There were recent attempts to produce the cationic derivatives of dextrin and native starch under HHP.29) 30) HHP-assisted cationization reaction successfully substituted ETMAC (2,3-epoxypropyl trimethyl ammonium chloride) onto hydroxyl groups of dextrin molecules.29) Cationic dextrin subjected to HHP-assisted cationization reaction with relatively higher ETMAC level and smaller volume of the reaction mixtures possessed higher values of degree of substitution (DS) than those of conventional cationic dextrin. Also, HHP-assisted cationization reaction likely required shorter reaction time to achieve similar DS values to those of conventional ones, suggesting that HHP-assisted cationization reaction can be an alternative way to produce cationic dextrin with an efficient and energy-saving scheme. Furthermore, granular and non-granular cationic starches were prepared via HHP-assisted cationization reaction.30) Similar to cationic dextrin, DS values of granular cationic starches did not differ for conventional and HHP-assisted reactions in tapioca and corn starches, although conventional reaction required longer reaction time than HHP-assisted reaction. On the other hand, both cationic dextrin and starches subjected to HHP-assisted cationization reaction revealed excellent flocculating activities, suggesting that those are promising materials to replace the synthetic flocculant as an environment-friend flocculant for waste water treatment.
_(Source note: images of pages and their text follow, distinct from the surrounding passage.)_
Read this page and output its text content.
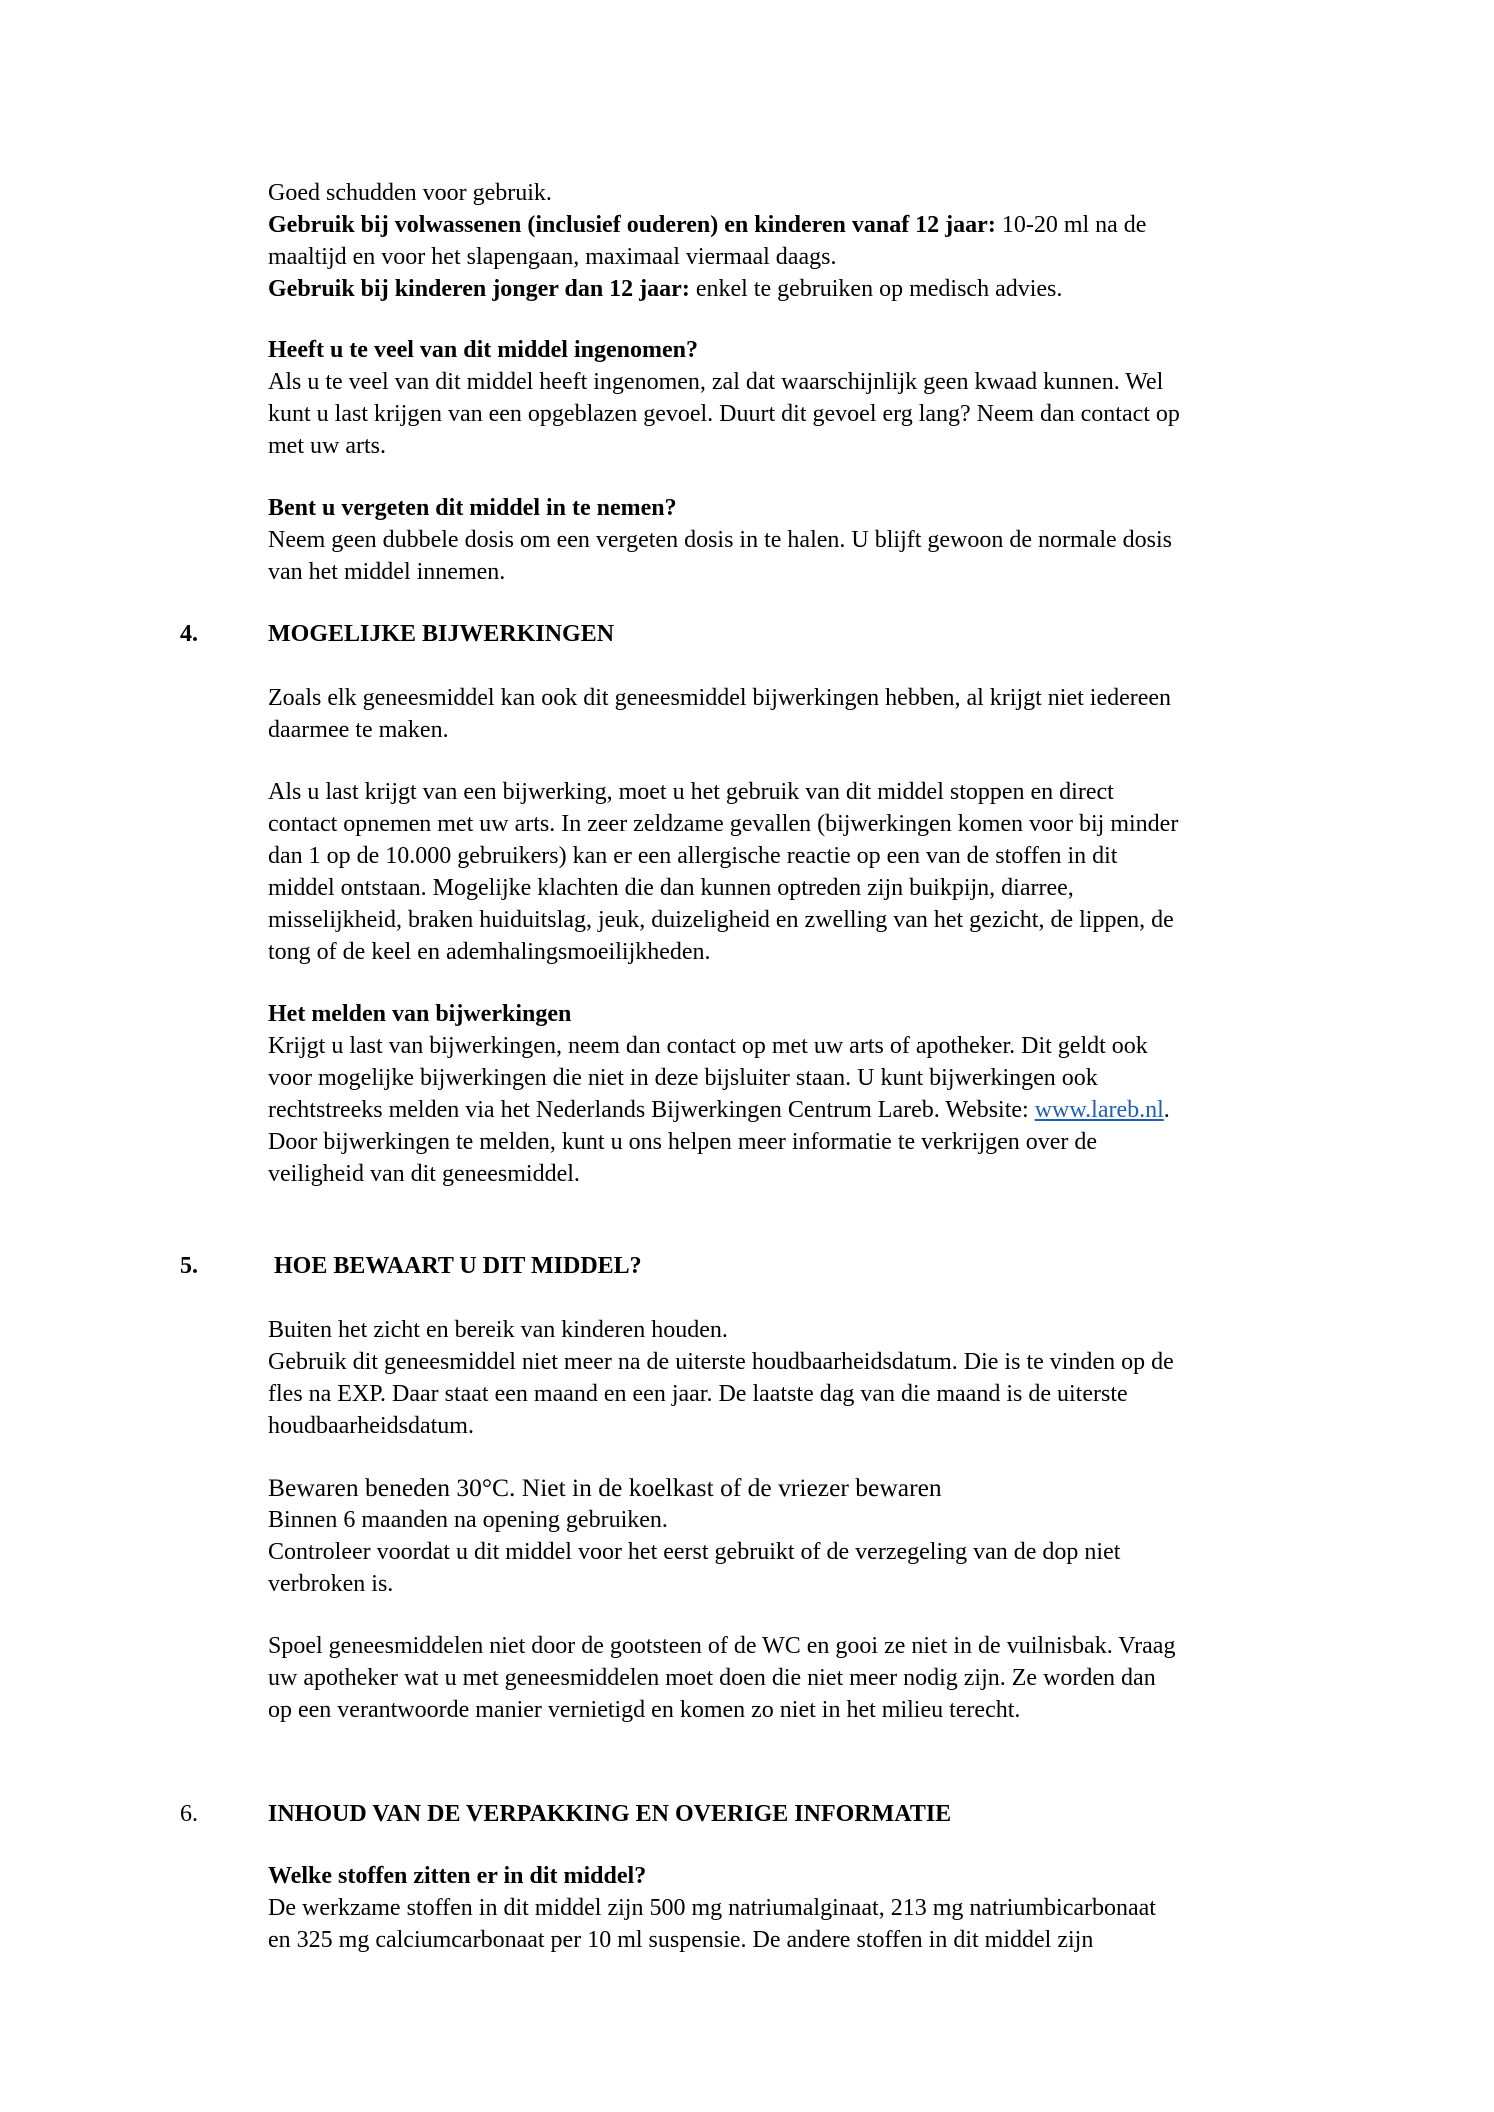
Goed schudden voor gebruik.

Gebruik bij volwassenen (inclusief ouderen) en kinderen vanaf 12 jaar: 10-20 ml na de

maaltijd en voor het slapengaan, maximaal viermaal daags.

Gebruik bij kinderen jonger dan 12 jaar: enkel te gebruiken op medisch advies.

Heeft u te veel van dit middel ingenomen?

Als u te veel van dit middel heeft ingenomen, zal dat waarschijnlijk geen kwaad kunnen. Wel

kunt u last krijgen van een opgeblazen gevoel. Duurt dit gevoel erg lang? Neem dan contact op

met uw arts.

Bent u vergeten dit middel in te nemen?

Neem geen dubbele dosis om een vergeten dosis in te halen. U blijft gewoon de normale dosis

van het middel innemen.

4.	MOGELIJKE BIJWERKINGEN

Zoals elk geneesmiddel kan ook dit geneesmiddel bijwerkingen hebben, al krijgt niet iedereen

daarmee te maken.

Als u last krijgt van een bijwerking, moet u het gebruik van dit middel stoppen en direct

contact opnemen met uw arts. In zeer zeldzame gevallen (bijwerkingen komen voor bij minder

dan 1 op de 10.000 gebruikers) kan er een allergische reactie op een van de stoffen in dit

middel ontstaan. Mogelijke klachten die dan kunnen optreden zijn buikpijn, diarree,

misselijkheid, braken huiduitslag, jeuk, duizeligheid en zwelling van het gezicht, de lippen, de

tong of de keel en ademhalingsmoeilijkheden.

Het melden van bijwerkingen

Krijgt u last van bijwerkingen, neem dan contact op met uw arts of apotheker. Dit geldt ook

voor mogelijke bijwerkingen die niet in deze bijsluiter staan. U kunt bijwerkingen ook

rechtstreeks melden via het Nederlands Bijwerkingen Centrum Lareb. Website: www.lareb.nl.

Door bijwerkingen te melden, kunt u ons helpen meer informatie te verkrijgen over de

veiligheid van dit geneesmiddel.

5.	HOE BEWAART U DIT MIDDEL?

Buiten het zicht en bereik van kinderen houden.

Gebruik dit geneesmiddel niet meer na de uiterste houdbaarheidsdatum. Die is te vinden op de

fles na EXP. Daar staat een maand en een jaar. De laatste dag van die maand is de uiterste

houdbaarheidsdatum.

Bewaren beneden 30°C. Niet in de koelkast of de vriezer bewaren

Binnen 6 maanden na opening gebruiken.

Controleer voordat u dit middel voor het eerst gebruikt of de verzegeling van de dop niet

verbroken is.

Spoel geneesmiddelen niet door de gootsteen of de WC en gooi ze niet in de vuilnisbak. Vraag

uw apotheker wat u met geneesmiddelen moet doen die niet meer nodig zijn. Ze worden dan

op een verantwoorde manier vernietigd en komen zo niet in het milieu terecht.

6.	INHOUD VAN DE VERPAKKING EN OVERIGE INFORMATIE

Welke stoffen zitten er in dit middel?

De werkzame stoffen in dit middel zijn 500 mg natriumalginaat, 213 mg natriumbicarbonaat

en 325 mg calciumcarbonaat per 10 ml suspensie. De andere stoffen in dit middel zijn
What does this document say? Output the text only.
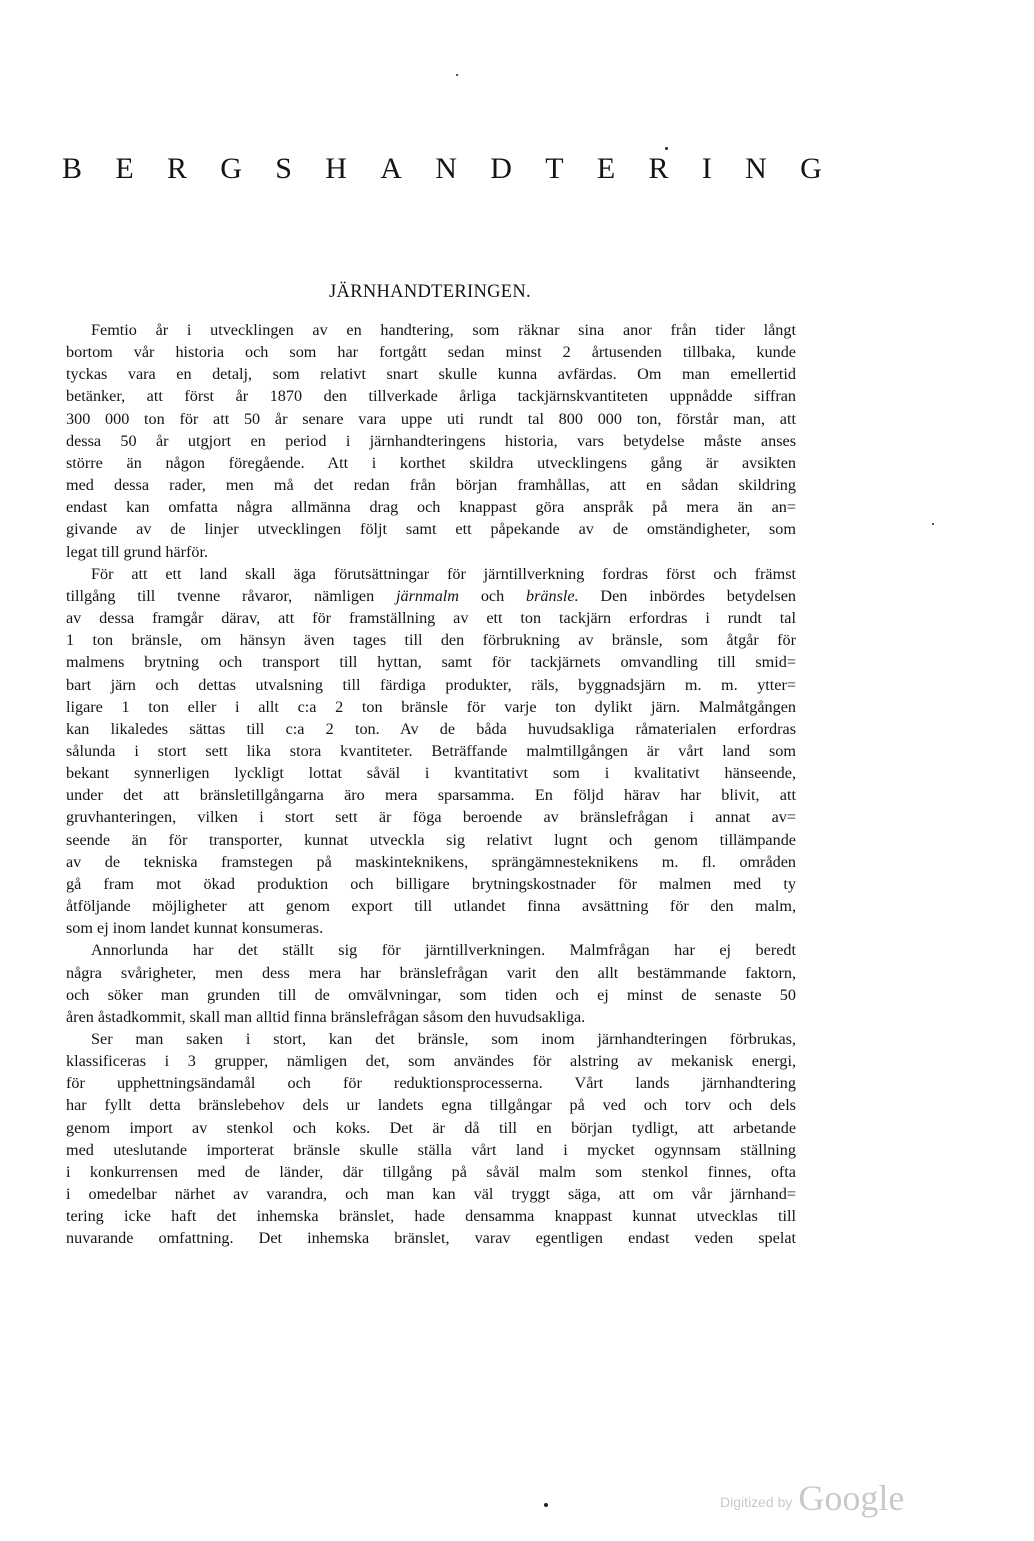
B E R G S H A N D T E R I N G
JÄRNHANDTERINGEN.
Femtio år i utvecklingen av en handtering, som räknar sina anor från tider långt
bortom vår historia och som har fortgått sedan minst 2 årtusenden tillbaka, kunde
tyckas vara en detalj, som relativt snart skulle kunna avfärdas. Om man emellertid
betänker, att först år 1870 den tillverkade årliga tackjärnskvantiteten uppnådde siffran
300 000 ton för att 50 år senare vara uppe uti rundt tal 800 000 ton, förstår man, att
dessa 50 år utgjort en period i järnhandteringens historia, vars betydelse måste anses
större än någon föregående. Att i korthet skildra utvecklingens gång är avsikten
med dessa rader, men må det redan från början framhållas, att en sådan skildring
endast kan omfatta några allmänna drag och knappast göra anspråk på mera än an=
givande av de linjer utvecklingen följt samt ett påpekande av de omständigheter, som
legat till grund härför.
För att ett land skall äga förutsättningar för järntillverkning fordras först och främst
tillgång till tvenne råvaror, nämligen järnmalm och bränsle. Den inbördes betydelsen
av dessa framgår därav, att för framställning av ett ton tackjärn erfordras i rundt tal
1 ton bränsle, om hänsyn även tages till den förbrukning av bränsle, som åtgår för
malmens brytning och transport till hyttan, samt för tackjärnets omvandling till smid=
bart järn och dettas utvalsning till färdiga produkter, räls, byggnadsjärn m. m. ytter=
ligare 1 ton eller i allt c:a 2 ton bränsle för varje ton dylikt järn. Malmåtgången
kan likaledes sättas till c:a 2 ton. Av de båda huvudsakliga råmaterialen erfordras
sålunda i stort sett lika stora kvantiteter. Beträffande malmtillgången är vårt land som
bekant synnerligen lyckligt lottat såväl i kvantitativt som i kvalitativt hänseende,
under det att bränsletillgångarna äro mera sparsamma. En följd härav har blivit, att
gruvhanteringen, vilken i stort sett är föga beroende av bränslefrågan i annat av=
seende än för transporter, kunnat utveckla sig relativt lugnt och genom tillämpande
av de tekniska framstegen på maskinteknikens, sprängämnesteknikens m. fl. områden
gå fram mot ökad produktion och billigare brytningskostnader för malmen med ty
åtföljande möjligheter att genom export till utlandet finna avsättning för den malm,
som ej inom landet kunnat konsumeras.
Annorlunda har det ställt sig för järntillverkningen. Malmfrågan har ej beredt
några svårigheter, men dess mera har bränslefrågan varit den allt bestämmande faktorn,
och söker man grunden till de omvälvningar, som tiden och ej minst de senaste 50
åren åstadkommit, skall man alltid finna bränslefrågan såsom den huvudsakliga.
Ser man saken i stort, kan det bränsle, som inom järnhandteringen förbrukas,
klassificeras i 3 grupper, nämligen det, som användes för alstring av mekanisk energi,
för upphettningsändamål och för reduktionsprocesserna. Vårt lands järnhandtering
har fyllt detta bränslebehov dels ur landets egna tillgångar på ved och torv och dels
genom import av stenkol och koks. Det är då till en början tydligt, att arbetande
med uteslutande importerat bränsle skulle ställa vårt land i mycket ogynnsam ställning
i konkurrensen med de länder, där tillgång på såväl malm som stenkol finnes, ofta
i omedelbar närhet av varandra, och man kan väl tryggt säga, att om vår järnhand=
tering icke haft det inhemska bränslet, hade densamma knappast kunnat utvecklas till
nuvarande omfattning. Det inhemska bränslet, varav egentligen endast veden spelat
Digitized by Google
This overview concluded that HHP can be used as a processing unit for hydrolysis and modification of starch. HHP-processed starch such as acid-hydrolyzed and modified starches revealed similar or different physicochemical properties compared to conventionally processed starches. If HHP-assisted reaction would be considered for chemical modificiation of carbohydrate-based hydrocolloids, the reaction parameters such as the molar ratio of carbohydrate substrates to reacting reagents, catalyst concentration, final volume of reaction mixtures, pressure and pressurizing time would be crucial factors. This review showed the potential and possibility of HHP-assisted acid hydrolysis and chemical modification of starch and provides the basic and scientific information on the physicochemical properties of non-thermally modified starch using HHP. Future investigation is warranted on the new application of high pressure processing on starches and other biopolymers.
This research was supported by Basic Science Research Program through the National Research Foundation of Korea (NRF) funded by the Ministry of Education (NRF-2011-0021496).